J’ai soudain remarqué deux jeunes filles d’une vingtaine d’années qui s’avançaient timidement derrière Floriano.
— Excusez-moi, vous êtes bien Floriano Quintelas ? a demandé l’une d’elles en s’approchant de la table.
— Oui, c’est moi.
— On voulait juste vous dire qu’on a adoré votre livre. Est-ce que ce serait possible d’avoir votre autographe ?
La fille a tendu un petit agenda et un stylo à Floriano.
— Bien sûr.
Il a signé en souriant et leur a parlé gentiment. Puis les filles sont reparties, toutes roses de plaisir.
— Vous êtes une célébrité ! ai-je lancé d’un ton moqueur.
— À Rio, oui. (Il a haussé les épaules.) Mon livre est un best-seller ici, mais seulement parce que j’ai payé des gens pour le lire, a-t-il repris en plaisantant. Des éditeurs étrangers ont acheté les droits de traduction et vont le publier dans le courant de l’année. On verra bien… Je pourrai peut-être abandonner mon métier de guide pour me consacrer à l’écriture à plein temps, qui sait ?
— Moi, je l’ai trouvé formidable, très beau et très touchant. Je suis persuadée qu’il se vendra comme des petits pains.

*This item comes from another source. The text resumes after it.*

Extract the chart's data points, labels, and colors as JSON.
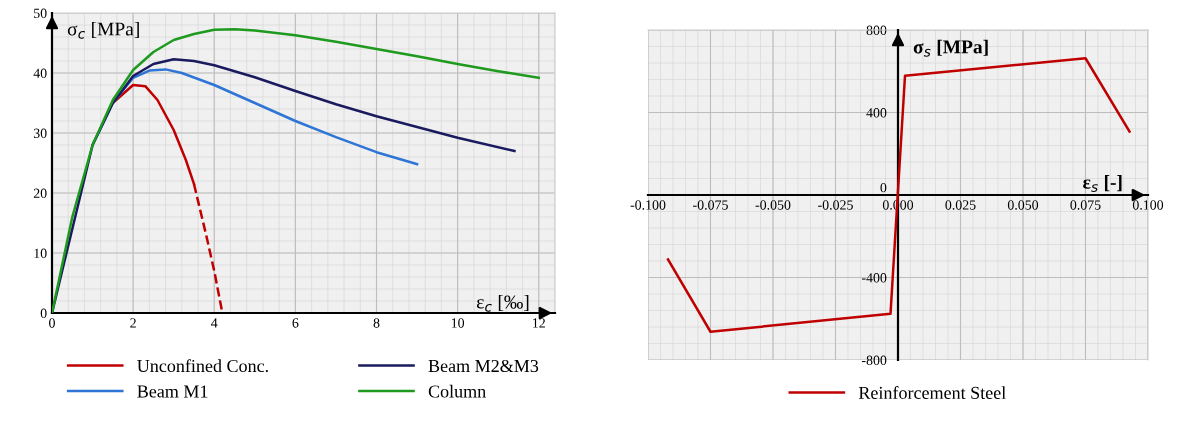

— Merci, Maia. Nous sommes tout près de votre hôtel, a-t-il dit en m’indiquant la direction. J’aimerais arriver au Museu da República avant la fermeture des bureaux. Voulez-vous qu’on se retrouve à la réception ce soir vers sept heures ? J’aurai peut-être du nouveau.
— Oui, si vous avez le temps.
— Pas de problème. Tchau.
Il m’a saluée d’un geste de la main et je l’ai regardé descendre la rue d’un pas assuré. En m’éloignant du côté opposé, j’ai pensé que cet homme – historien, célébrité et guide à ses heures – n’avait pas fini de me surprendre.